Artikel 12. Voortgangsrapportages

  • 1. Het college informeert de raad door middel van Voortgangsrapportages ten minste tweemaal per jaar (in voor- en najaar) over de verwachte realisatie van de begroting van het lopende boekjaar.

  • 2. De inrichting van de voortgangsrapportages sluit aan bij de programma-indeling van de begroting.

  • 3. De voortgangsrapportages gaan in op afwijkingen ten opzichte begroting na laatste wijziging voor zover groter dan 250 duizend euro. In ieder geval wordt aandacht besteed aan afwijkingen op de algemene uitkering en de uitputting van de post onvoorzien. Daarnaast wordt inzicht gegeven in het verwachte besteedbaar resultaat.

  • 4. Het college doet ten minste twee keer per jaar voorstellen voor wijziging van de geautoriseerde budgetten.

Hoofdstuk 3. Financieel beleid

Artikel 13. Werkwijze ten aanzien van resultaatbepaling en resultaatbestemming

  • 1. De raad stelt middels de nota ‘kader resultaatbepaling en resultaatbestemming’ de afspraken omtrent de resultaatbepaling en de resultaatbestemming vast.

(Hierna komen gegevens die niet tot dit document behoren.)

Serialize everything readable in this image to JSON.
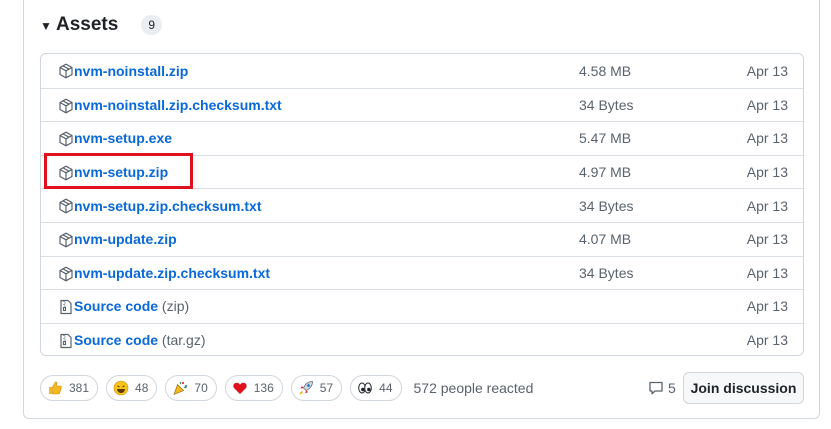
{
  "assets": {
    "title": "Assets",
    "count": "9",
    "items": [
      {
        "name": "nvm-noinstall.zip",
        "format": "",
        "size": "4.58 MB",
        "date": "Apr 13",
        "icon": "package-icon"
      },
      {
        "name": "nvm-noinstall.zip.checksum.txt",
        "format": "",
        "size": "34 Bytes",
        "date": "Apr 13",
        "icon": "package-icon"
      },
      {
        "name": "nvm-setup.exe",
        "format": "",
        "size": "5.47 MB",
        "date": "Apr 13",
        "icon": "package-icon"
      },
      {
        "name": "nvm-setup.zip",
        "format": "",
        "size": "4.97 MB",
        "date": "Apr 13",
        "icon": "package-icon"
      },
      {
        "name": "nvm-setup.zip.checksum.txt",
        "format": "",
        "size": "34 Bytes",
        "date": "Apr 13",
        "icon": "package-icon"
      },
      {
        "name": "nvm-update.zip",
        "format": "",
        "size": "4.07 MB",
        "date": "Apr 13",
        "icon": "package-icon"
      },
      {
        "name": "nvm-update.zip.checksum.txt",
        "format": "",
        "size": "34 Bytes",
        "date": "Apr 13",
        "icon": "package-icon"
      },
      {
        "name": "Source code",
        "format": "(zip)",
        "size": "",
        "date": "Apr 13",
        "icon": "file-zip-icon"
      },
      {
        "name": "Source code",
        "format": "(tar.gz)",
        "size": "",
        "date": "Apr 13",
        "icon": "file-zip-icon"
      }
    ]
  },
  "reactions": [
    {
      "emoji": "thumbs-up",
      "count": "381"
    },
    {
      "emoji": "laugh",
      "count": "48"
    },
    {
      "emoji": "hooray",
      "count": "70"
    },
    {
      "emoji": "heart",
      "count": "136"
    },
    {
      "emoji": "rocket",
      "count": "57"
    },
    {
      "emoji": "eyes",
      "count": "44"
    }
  ],
  "reacted_text": "572 people reacted",
  "comments_count": "5",
  "join_button": "Join discussion",
  "colors": {
    "link": "#0969da",
    "highlight": "#e0101e",
    "border": "#d0d7de"
  }
}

Artikel 14. Waardering en afschrijving vaste activa

  • 1. Activering:

    • a.

      Kosten voor het afsluiten van geldleningen en het saldo van agio en disagio worden niet geactiveerd, maar direct ten laste van de exploitatie gebracht.

    • b.

      Investeringen met een individuele aanschafwaarde onder de 10 duizend euro worden niet geactiveerd. Uitgezonderd hiervan zijn investeringen met een aanschafwaarde onder de 10 duizend euro die worden gedaan als onderdeel van een investering waarvoor een investeringskrediet is verstrekt.

    • c.

      Rente op investeringsprojecten voor gebouwen en parkeergarages wordt geactiveerd. Rente op overige investeringsprojecten wordt in beginsel niet geactiveerd tenzij hiertoe specifiek door de raad wordt besloten.

  • 2. Afschrijving:

    • 2-1

      Methode van afschrijving:

      Materiele vaste activa worden in principe lineair afgeschreven. Hiervan uitgezonderd zijn de hierna genoemde soorten vaste activa die annuïtair worden afgeschreven.

      • a.

        Aanleg en vervanging van rioleringen;

      • b.

        Investeringen in publieke parkeervoorzieningen;

      • c.

        Investeringen met een specifieke (rijks-) regelgeving;

      • d.

        Maatschappelijk vastgoed waarvoor door het college voor het desbetreffende object is vastgesteld dat er sprake moet zijn van minimaal kostprijsdekkende verhuur

    • Immateriële activa worden als volgt afgeschreven:

      • e.

        Geactiveerde kosten voor onderzoek en ontwikkeling worden lineair in 5 jaar afgeschreven.

      • f.

        Bijdragen in activa van derden worden lineair afgeschreven in maximaal de afschrijvingsduur die bij de derde voor de desbetreffende activa wordt gehanteerd.

      • g.

        Op voorbereidingskosten van grondexploitaties wordt niet afgeschreven. Uiterlijk 5 jaar na investering vindt inbreng in de grondexploitatie plaats dan wel worden de geactiveerde kosten afgeboekt ten laste van het jaarresultaat.

    • 2-2

      Startmoment van afschrijving:

      Afschrijving gaat in met ingang van het jaar volgend op het jaar waarin de investering gereed komt/ de verwerving plaatsvindt.

    • 2-3

      Afschrijvingstermijn:

      De materiële vaste activa worden afgeschreven in het aantal jaren zoals weergegeven in bijlage 1 - Afschrijvingstermijnen bij deze verordening. Voor activa die niet met name genoemd zijn stelt het college de afschrijvingstermijn vast op basis van een realistische schatting van de levensduur.

    • 2-4

      Afschrijvingsbedrag:

      Uitgangspunt bij afschrijven is dat de volledige aanschafwaarde wordt afgeschreven. In uitzondering hierop wordt bij vastgoed met maatschappelijke functie afgeschreven tot aan de restwaarde. De hoogte van de restwaarde wordt ingesteld afhankelijk van de functie van het vastgoed en dan alleen bij verwachte instandhouding van het vastgoed na afloop van de gebruiksduur.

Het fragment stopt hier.